Search code examples
pythonpandasdatetimeindex

Find gaps between pandas dateranges that overlap


I'm trying to find the gaps where a set of dateranges don't overlap a larger daterange. In the below example I'd like to find each gap where daterange_1 to daterange_3 don't overlap big_daterange.

At the moment I've gotten this far, but I'm stuck in extracting the gaps from diff, if that is even the best way to go about this.

import pandas as pd

daterange_1 = pd.date_range("2009-01-01", "2010-01-01")
daterange_2 = pd.date_range("2012-01-01", "2014-01-01")
daterange_3 = pd.date_range("2016-01-01", "2019-01-01")

big_daterange = pd.date_range("2001-01-01", "2021-01-01")

combined = daterange_1.union(daterange_2).union(daterange_3)
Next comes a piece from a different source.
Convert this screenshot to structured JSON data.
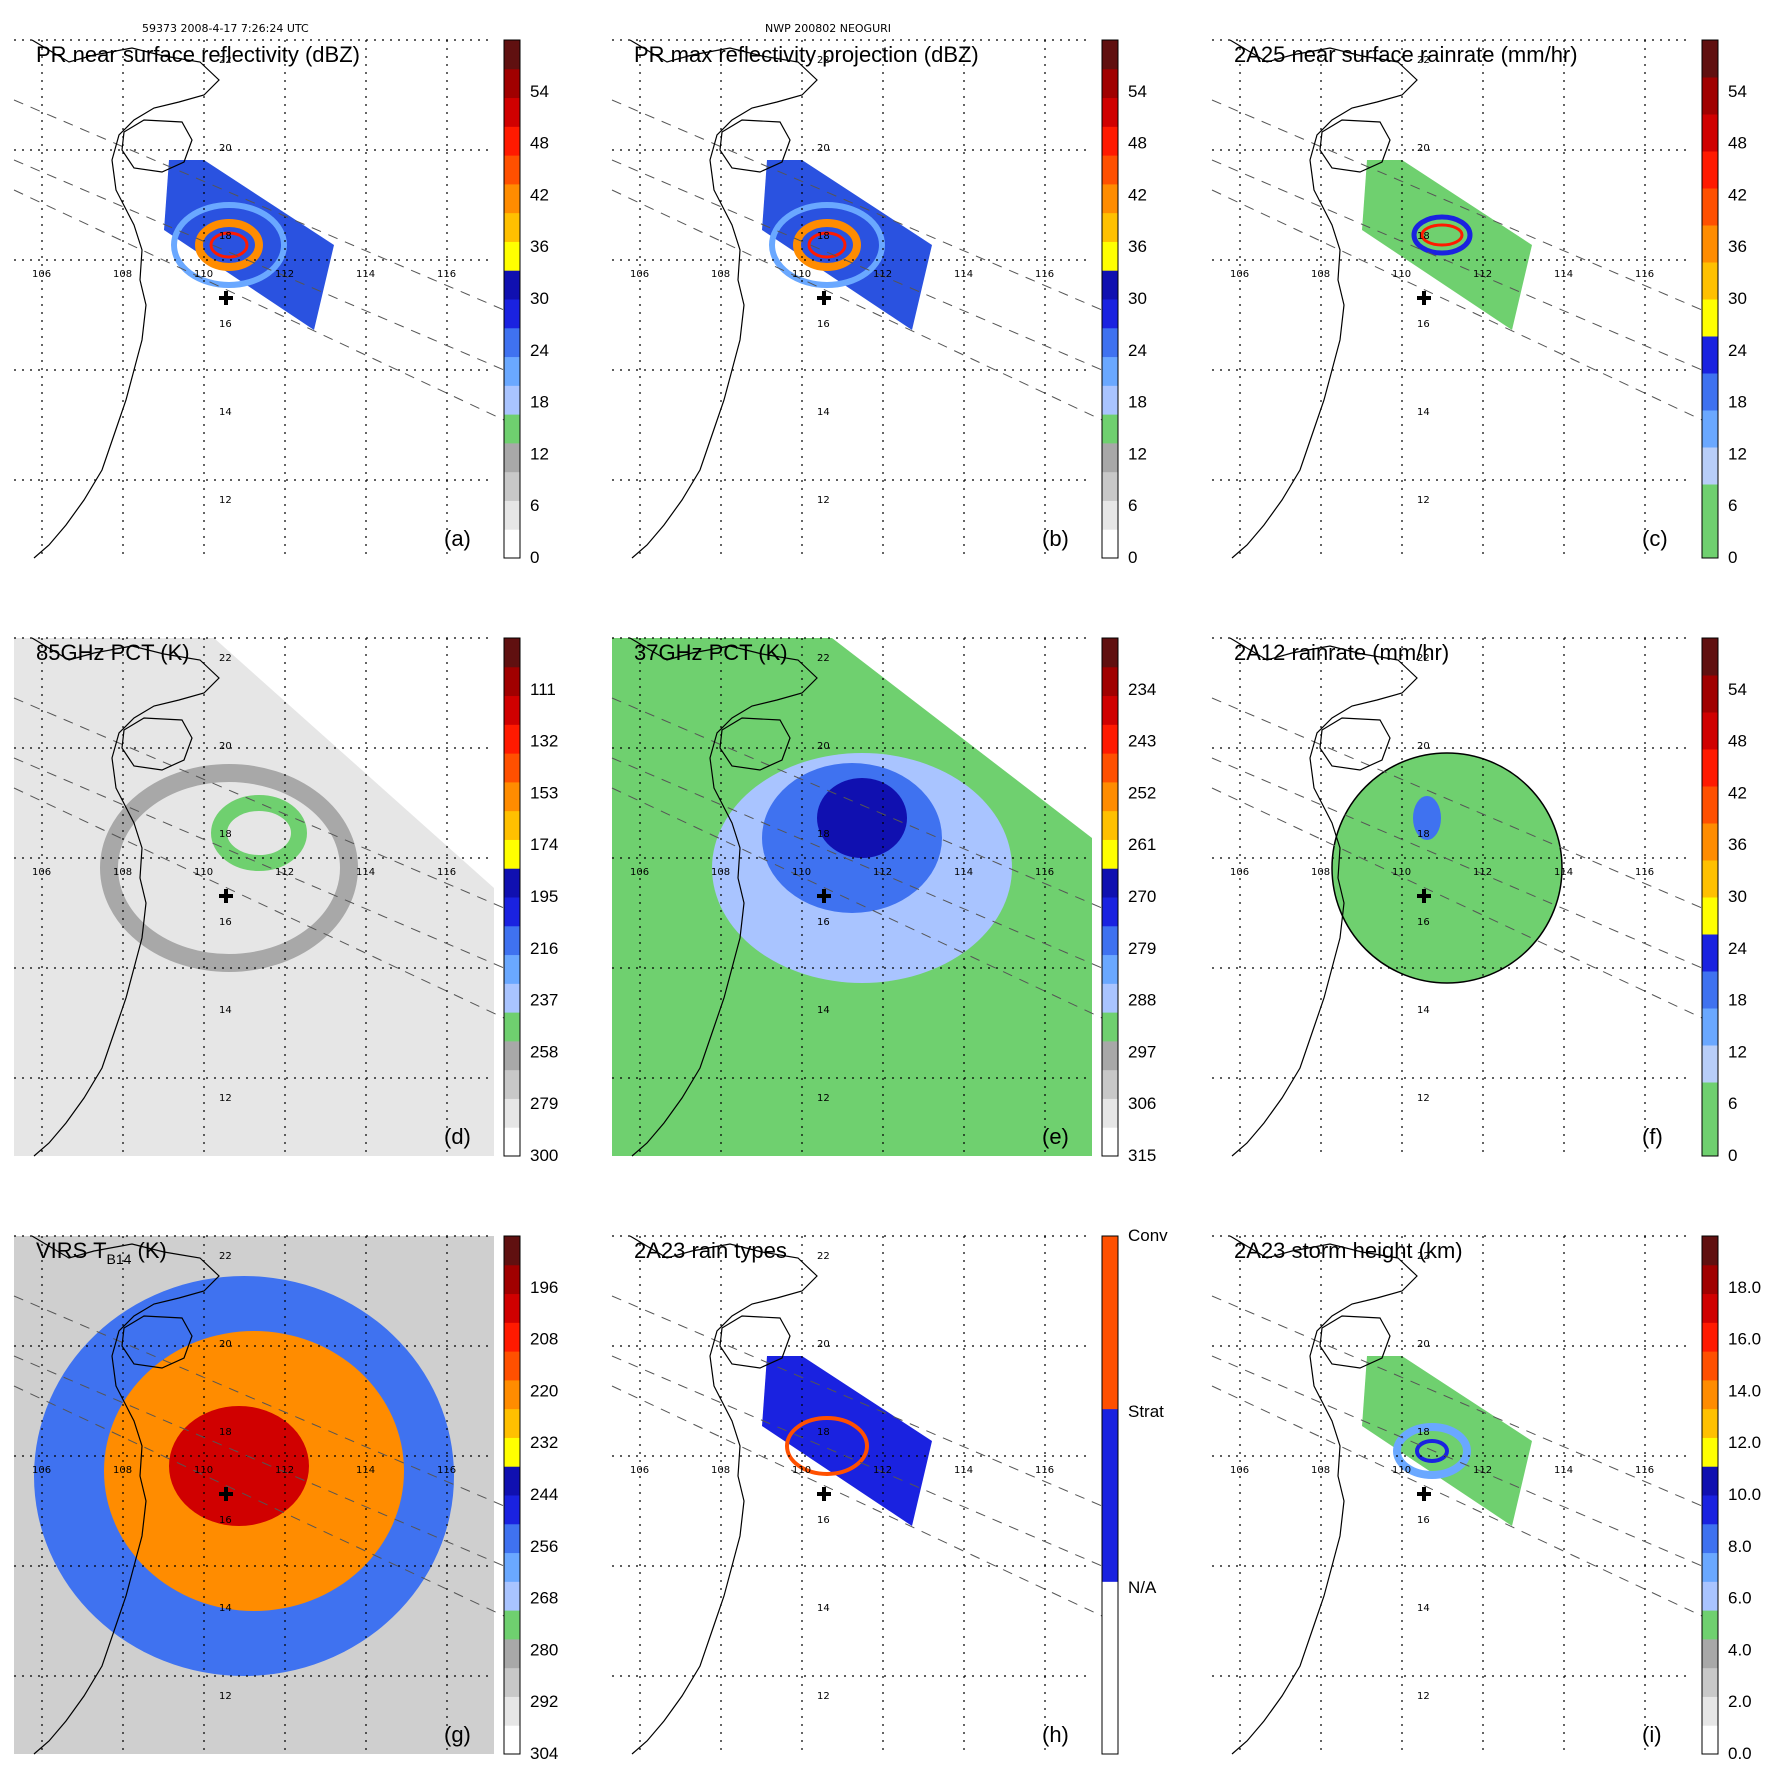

# Get the dates in big_daterange that aren't in combined
diff = big_daterange.difference(combined)

What I'm most interested in is how to extract the gaps (where a gap is a daterange of contiguous datetimes) and create a list of them like this:

gaps = [gap_daterange_1, gap_daterange_2, ...]

Solution

  • Try:

    s = diff.to_series()
    grp = s.diff().ne(pd.Timedelta(days=1)).cumsum()
    gaps = s.groupby(grp).agg(['min','max'])
    gaps
    

    Output:

             min        max
    1 2001-01-01 2008-12-31
    2 2010-01-02 2011-12-31
    3 2014-01-02 2015-12-31
    4 2019-01-02 2021-01-01
    

    Details:

    First, convert the DateTimeIndex to a pd.Series, using to_series.
    Next use diff to find the difference between two consective values. If diff is greater than one day, then mark this record as True. Use cumsum to create groups of records between True records. Lastly, groupby grp an use max and min to find the start and end of each group.